München, den 12. Juni 1889.

I. v. Döllinger.

Erstes Kapitel.

Die Paulicianer. Äussere Geschichte

der Sekte.

Seit dem Ende des ersten und im Laufe des zweiten christlichen Jahrhunderts erzeugte die Verbindung griechischer Philosopheme und heidnisch-religiöser Vorstellungen, selbst mythologischer Bestandtheile mit christlichen Thatsachen und Ideen eine grosse Mannigfaltigkeit von Systemen, Schulen und Sekten, welche gewöhnlich als gnostische bezeichnet werden. Gemeinsam waren diesen, aus der Übergangsperiode der heidnischen in die christliche Welt stammenden religiösen Genossenschaften die Lehren von einem Entwicklungsprocesse der Gottheit, von dem Dualismus zwischen Gott und der ewig existirenden Hyle, von dem weltbildenden Demiurg, von der Materie als dem Grund und Sitz des Bösen, von einem Gegensatze der oberen, unsichtbaren Welt mit ihren göttlichen Kräften oder Aeonen und der niederen, sichtbaren.
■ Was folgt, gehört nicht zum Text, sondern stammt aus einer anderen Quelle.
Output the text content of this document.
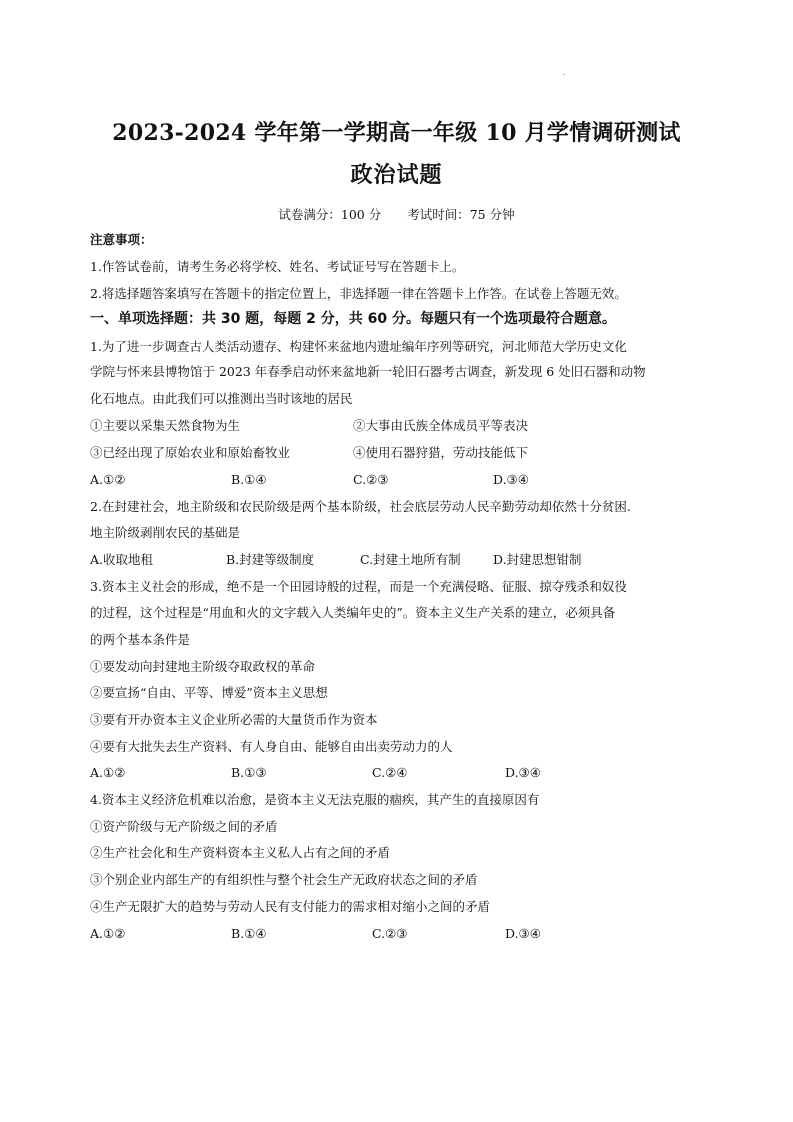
.
2023-2024 学年第一学期高一年级 10 月学情调研测试
政治试题
试卷满分：100 分 考试时间：75 分钟
注意事项：
1.作答试卷前，请考生务必将学校、姓名、考试证号写在答题卡上。
2.将选择题答案填写在答题卡的指定位置上，非选择题一律在答题卡上作答。在试卷上答题无效。
一、单项选择题：共 30 题，每题 2 分，共 60 分。每题只有一个选项最符合题意。
1.为了进一步调查古人类活动遗存、构建怀来盆地内遗址编年序列等研究，河北师范大学历史文化
学院与怀来县博物馆于 2023 年春季启动怀来盆地新一轮旧石器考古调查，新发现 6 处旧石器和动物
化石地点。由此我们可以推测出当时该地的居民
①主要以采集天然食物为生	②大事由氏族全体成员平等表决
③已经出现了原始农业和原始畜牧业	④使用石器狩猎，劳动技能低下
A.①②	B.①④	C.②③	D.③④
2.在封建社会，地主阶级和农民阶级是两个基本阶级，社会底层劳动人民辛勤劳动却依然十分贫困.
地主阶级剥削农民的基础是
A.收取地租	B.封建等级制度	C.封建土地所有制	D.封建思想钳制
3.资本主义社会的形成，绝不是一个田园诗般的过程，而是一个充满侵略、征服、掠夺残杀和奴役
的过程，这个过程是“用血和火的文字载入人类编年史的”。资本主义生产关系的建立，必须具备
的两个基本条件是
①要发动向封建地主阶级夺取政权的革命
②要宣扬“自由、平等、博爱”资本主义思想
③要有开办资本主义企业所必需的大量货币作为资本
④要有大批失去生产资料、有人身自由、能够自由出卖劳动力的人
A.①②	B.①③	C.②④	D.③④
4.资本主义经济危机难以治愈，是资本主义无法克服的痼疾，其产生的直接原因有
①资产阶级与无产阶级之间的矛盾
②生产社会化和生产资料资本主义私人占有之间的矛盾
③个别企业内部生产的有组织性与整个社会生产无政府状态之间的矛盾
④生产无限扩大的趋势与劳动人民有支付能力的需求相对缩小之间的矛盾
A.①②	B.①④	C.②③	D.③④
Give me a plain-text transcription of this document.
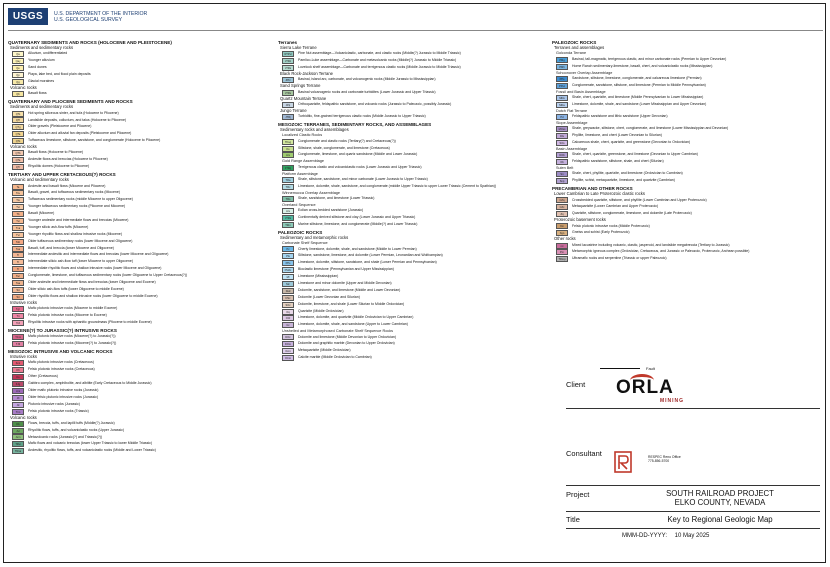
USGS	U.S. DEPARTMENT OF THE INTERIOR
U.S. GEOLOGICAL SURVEY
QUATERNARY SEDIMENTS AND ROCKS (HOLOCENE AND PLEISTOCENE)
Sediments and sedimentary rocks
Qa	Alluvium, undifferentiated
Qay	Younger alluvium
Qe	Sand dunes
Qp	Playa, lake bed, and flood plain deposits
Qg	Glacial moraines
Volcanic rocks
Qb	Basalt flows
QUATERNARY AND PLIOCENE SEDIMENTS AND ROCKS
Sediments and sedimentary rocks
QTs	Hot spring siliceous sinter, and tufa (Holocene to Pliocene)
QTl	Landslide deposits, colluvium, and talus (Holocene to Pliocene)
QTg	Older gravels (Pleistocene and Pliocene)
QTa	Older alluvium and alluvial fan deposits (Pleistocene and Pliocene)
QTs	Tuffaceous limestone, siltstone, sandstone, and conglomerate (Holocene to Pliocene)
Volcanic rocks
QTb	Basalt flows (Holocene to Pliocene)
QTa	Andesite flows and breccias (Holocene to Pliocene)
QTr	Rhyolitic domes (Holocene to Pliocene)
TERTIARY AND UPPER CRETACEOUS(?) ROCKS
Volcanic and sedimentary rocks
Ta	Andesite and basalt flows (Miocene and Pliocene)
Tsv	Basalt, gravel, and tuffaceous sedimentary rocks (Miocene)
Tts	Tuffaceous sedimentary rocks (middle Miocene to upper Oligocene)
Tvt	Younger tuffaceous sedimentary rocks (Pliocene and Miocene)
Tb	Basalt (Miocene)
Tvi	Younger andesite and intermediate flows and breccias (Miocene)
Tva	Younger silicic ash-flow tuffs (Miocene)
Tvr	Younger rhyolitic flows and shallow intrusive rocks (Miocene)
Tob	Older tuffaceous sedimentary rocks (lower Miocene and Oligocene)
Toa	Basalt, tuff, and breccia (lower Miocene and Oligocene)
Ti	Intermediate andesitic and intermediate flows and breccias (lower Miocene and Oligocene)
Tt	Intermediate silicic ash-flow tuff (lower Miocene to upper Oligocene)
Tr	Intermediate rhyolitic flows and shallow intrusive rocks (lower Miocene and Oligocene)
Tsc	Conglomerate, limestone, and tuffaceous sedimentary rocks (lower Oligocene to Upper Cretaceous(?))
Toa	Older andesite and intermediate flows and breccias (lower Oligocene and Eocene)
Tot	Older silicic ash-flow tuffs (lower Oligocene to middle Eocene)
Tor	Older rhyolitic flows and shallow intrusive rocks (lower Oligocene to middle Eocene)
Intrusive rocks
Tgr	Mafic plutonic intrusive rocks (Miocene to middle Eocene)
Tri	Felsic plutonic intrusive rocks (Miocene to Eocene)
Trd	Rhyolitic intrusive rocks with aphanitic groundmass (Pliocene to middle Eocene)
MIOCENE(?) TO JURASSIC(?) INTRUSIVE ROCKS
TJmi	Mafic plutonic intrusive rocks (Miocene(?) to Jurassic(?))
TJfi	Felsic plutonic intrusive rocks (Miocene(?) to Jurassic(?))
MESOZOIC INTRUSIVE AND VOLCANIC ROCKS
Intrusive rocks
Kmi	Mafic plutonic intrusive rocks (Cretaceous)
Kfi	Felsic plutonic intrusive rocks (Cretaceous)
Ko	Other (Cretaceous)
KJg	Gabbro complex, amphibolite, and albitite (Early Cretaceous to Middle Jurassic)
Jmi	Older mafic plutonic intrusive rocks (Jurassic)
Jfi	Older felsic plutonic intrusive rocks (Jurassic)
Jd	Plutonic intrusive rocks (Jurassic)
Trm	Felsic plutonic intrusive rocks (Triassic)
Volcanic rocks
Kb	Flows, breccia, tuffs, and lapilli tuffs (Middle(?) Jurassic)
Jvr	Rhyolitic flows, tuffs, and volcaniclastic rocks (Upper Jurassic)
Jvm	Metavolcanic rocks (Jurassic(?) and Triassic(?))
TRvi	Mafic flows and volcanic breccias (lower Upper Triassic to lower Middle Triassic)
TRva	Andesitic, rhyolitic flows, tuffs, and volcaniclastic rocks (Middle and Lower Triassic)
Terranes
Sierra Lake Terrane
RTPsl	Pine Nut assemblage—Volcaniclastic, carbonate, and clastic rocks (Middle(?) Jurassic to Middle Triassic)
JTRc	Pamlico-Luke assemblage—Carbonate and metavolcanic rocks (Middle(?) Jurassic to Middle Triassic)
JTRs	Lovelock shelf assemblage—Carbonate and terrigenous clastic rocks (Middle Jurassic to Middle Triassic)
Black Rock-Jackson Terrane
JPbr	Basinal, island arc, carbonate, and volcanogenic rocks (Middle Jurassic to Mississippian)
Sand Springs Terrane
JTRs	Basinal volcanogenic rocks and carbonate turbidites (Lower Jurassic and Upper Triassic)
Quartz Mountain Terrane
JPq	Orthoquartzite, feldspathic sandstone, and volcanic rocks (Jurassic to Paleozoic, possibly Jurassic)
Jungo Terrane
JTRj	Turbiditic, fine-grained terrigenous clastic rocks (Middle Jurassic to Upper Triassic)
MESOZOIC TERRANES, SEDIMENTARY ROCKS, AND ASSEMBLAGES
Sedimentary rocks and assemblages
Localized Clastic Rocks
TKsg	Conglomerate and clastic rocks (Tertiary(?) and Cretaceous(?))
Ks	Siltstone, shale, conglomerate, and limestone (Cretaceous)
Jcs	Conglomerate, limestone, and quartz sandstone (Middle and Lower Jurassic)
Gold Range Assemblage
JTRg	Terrigenous clastic and volcaniclastic rocks (Lower Jurassic and Upper Triassic)
Platform Assemblage
TRa	Shale, siltstone, sandstone, and minor carbonate (Lower Jurassic to Upper Triassic)
TRc	Limestone, dolomite, shale, sandstone, and conglomerate (middle Upper Triassic to upper Lower Triassic (Cement to Spathian))
Winnemucca Overlap Assemblage
TRs	Shale, sandstone, and limestone (Lower Triassic)
Overland Sequence
Jcs	Eolian cross-bedded sandstone (Jurassic)
JTRs	Continentally derived siltstone and clay (Lower Jurassic and Upper Triassic)
TRm	Marine siltstone, limestone, and conglomerate (Middle(?) and Lower Triassic)
PALEOZOIC ROCKS
Sedimentary and metamorphic rocks
Carbonate Shelf Sequence
Pc	Cherty limestone, dolomite, shale, and sandstone (Middle to Lower Permian)
Pls	Siltstone, sandstone, limestone, and dolomite (Lower Permian, Leonardian and Wolfcampian)
PPs	Limestone, dolomite, siltstone, sandstone, and shale (Lower Permian and Pennsylvanian)
PMdc	Bioclastic limestone (Pennsylvanian and Upper Mississippian)
Ml	Limestone (Mississippian)
Mc	Limestone and minor dolomite (Upper and Middle Devonian)
Dsd	Dolomite, sandstone, and limestone (Middle and Lower Devonian)
DSc	Dolomite (Lower Devonian and Silurian)
SOc	Dolomite, limestone, and shale (Lower Silurian to Middle Ordovician)
Oq	Quartzite (Middle Ordovician)
OCl	Limestone, dolomite, and quartzite (Middle Ordovician to Upper Cambrian)
Cc	Limestone, dolomite, shale, and sandstone (Upper to Lower Cambrian)
Unshelled and Metamorphosed Carbonate Shelf Sequence Rocks
DOc	Dolomite and limestone (Middle Devonian to Upper Ordovician)
DOm	Dolomite and graphitic marble (Devonian to Upper Ordovician)
Ocm	Metaquartzite (Middle Ordovician)
OCm	Calcite marble (Middle Ordovician to Cambrian)
PALEOZOIC ROCKS
Terranes and assemblages
Golconda Terrane
PMg	Basinal, tall-magmatic, terrigenous clastic, and minor carbonate rocks (Permian to Upper Devonian)
PMh	Home Ranch sedimentary-limestone, basalt, chert, and volcaniclastic rocks (Mississippian)
Schoonover Overlap Assemblage
PPs	Sandstone, siltstone, limestone, conglomerate, and calcareous limestone (Permian)
PPsc	Conglomerate, sandstone, siltstone, and limestone (Permian to Middle Pennsylvanian)
Fossil and Basin Assemblage
MDs	Shale, chert, quartzite, and limestone (Middle Pennsylvanian to Lower Mississippian)
MDa	Limestone, dolomite, shale, and sandstone (Lower Mississippian and Upper Devonian)
Dutch Flat Terrane
Pd	Feldspathic sandstone and lithic sandstone (Upper Devonian)
Slope Assemblage
MOss	Shale, greywacke, siltstone, chert, conglomerate, and limestone (Lower Mississippian and Devonian)
Dls	Phyllite, limestone, and chert (Lower Devonian to Silurian)
SOs	Calcareous shale, chert, quartzite, and greenstone (Devonian to Ordovician)
Basin Assemblage
DOb	Shale, chert, quartzite, greenstone, and limestone (Devonian to Upper Cambrian)
Ob	Feldspathic sandstone, siltstone, shale, and chert (Silurian)
Sulen Belt
Sn	Shale, chert, phyllite, quartzite, and limestone (Ordovician to Cambrian)
Snp	Phyllite, schist, metaquartzite, limestone, and quartzite (Cambrian)
PRECAMBRIAN AND OTHER ROCKS
Lower Cambrian to Late Proterozoic clastic rocks
CZq	Crossbedded quartzite, siltstone, and phyllite (Lower Cambrian and Upper Proterozoic)
CZc	Metaquartzite (Lower Cambrian and Upper Proterozoic)
Zq	Quartzite, siltstone, conglomerate, limestone, and dolomite (Late Proterozoic)
Proterozoic basement rocks
Xm	Felsic plutonic intrusive rocks (Middle Proterozoic)
Xgn	Gneiss and schist (Early Proterozoic)
Other rocks
mi	Mixed lacustrine including volcanic, clastic, jasperoid, and landslide megabreccia (Tertiary to Jurassic)
Pm	Metamorphic igneous complex (Ordovician, Cretaceous, and Jurassic or Paleozoic, Proterozoic, Archean possible)
TRmp	Ultramafic rocks and serpentine (Triassic or upper Paleozoic)
Fault
Client ORLA
MINING
Consultant	RESPEC Reno Office
775-856-5700
Project	SOUTH RAILROAD PROJECT
ELKO COUNTY, NEVADA
Title	Key to Regional Geologic Map
MMM-DD-YYYY: 10 May 2025
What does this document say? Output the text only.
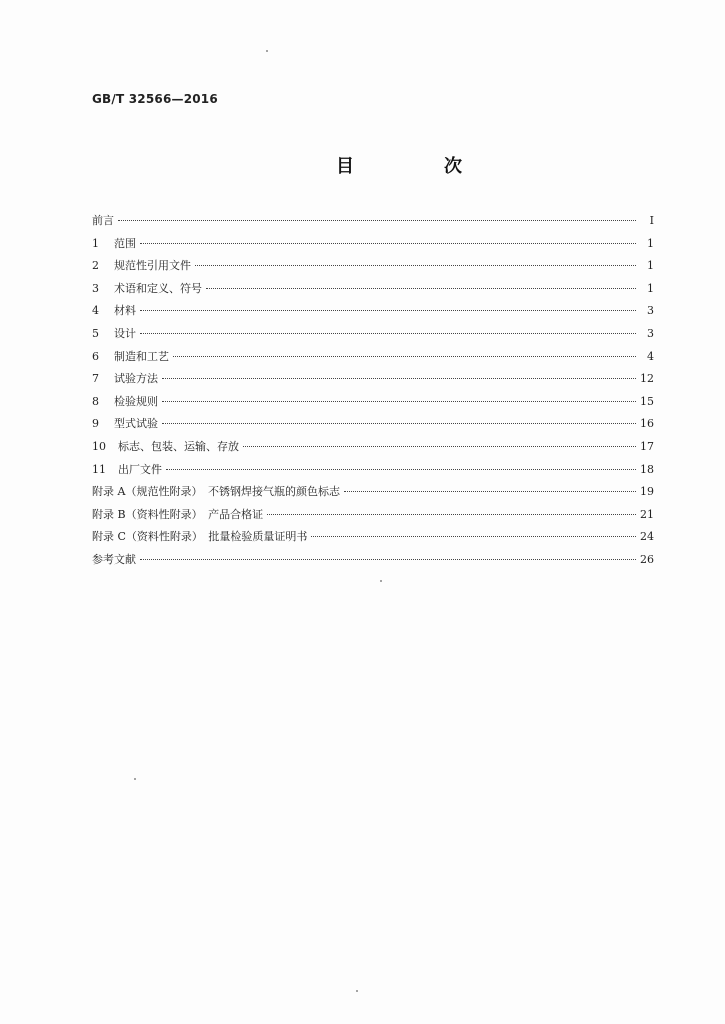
GB/T 32566—2016
目　次
前言	Ⅰ
1	范围	1
2	规范性引用文件	1
3	术语和定义、符号	1
4	材料	3
5	设计	3
6	制造和工艺	4
7	试验方法	12
8	检验规则	15
9	型式试验	16
10	标志、包装、运输、存放	17
11	出厂文件	18
附录 A（规范性附录）　不锈钢焊接气瓶的颜色标志	19
附录 B（资料性附录）　产品合格证	21
附录 C（资料性附录）　批量检验质量证明书	24
参考文献	26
Auch darin stimmten diese Sekten und Schulen überein, dass sie die Erlösung als eine Befreiung des Geistes von den Fesseln der Materie und daher den Erlöser, Christus, als einen aus der höheren Welt herabgestiegenen Aeon fassten, der, um mit der Materie, der Quelle alles Bösen, in keine Berührung zu treten, sich entweder in einen aus ätherischem Stoffe gebildeten Leib oder in die Truggestalt eines Körpers hüllte, wesshalb er auch nicht durch seinen Tod, sondern durch Lehre (die Mittheilung der

Dollinger, Geschichte der Sekten.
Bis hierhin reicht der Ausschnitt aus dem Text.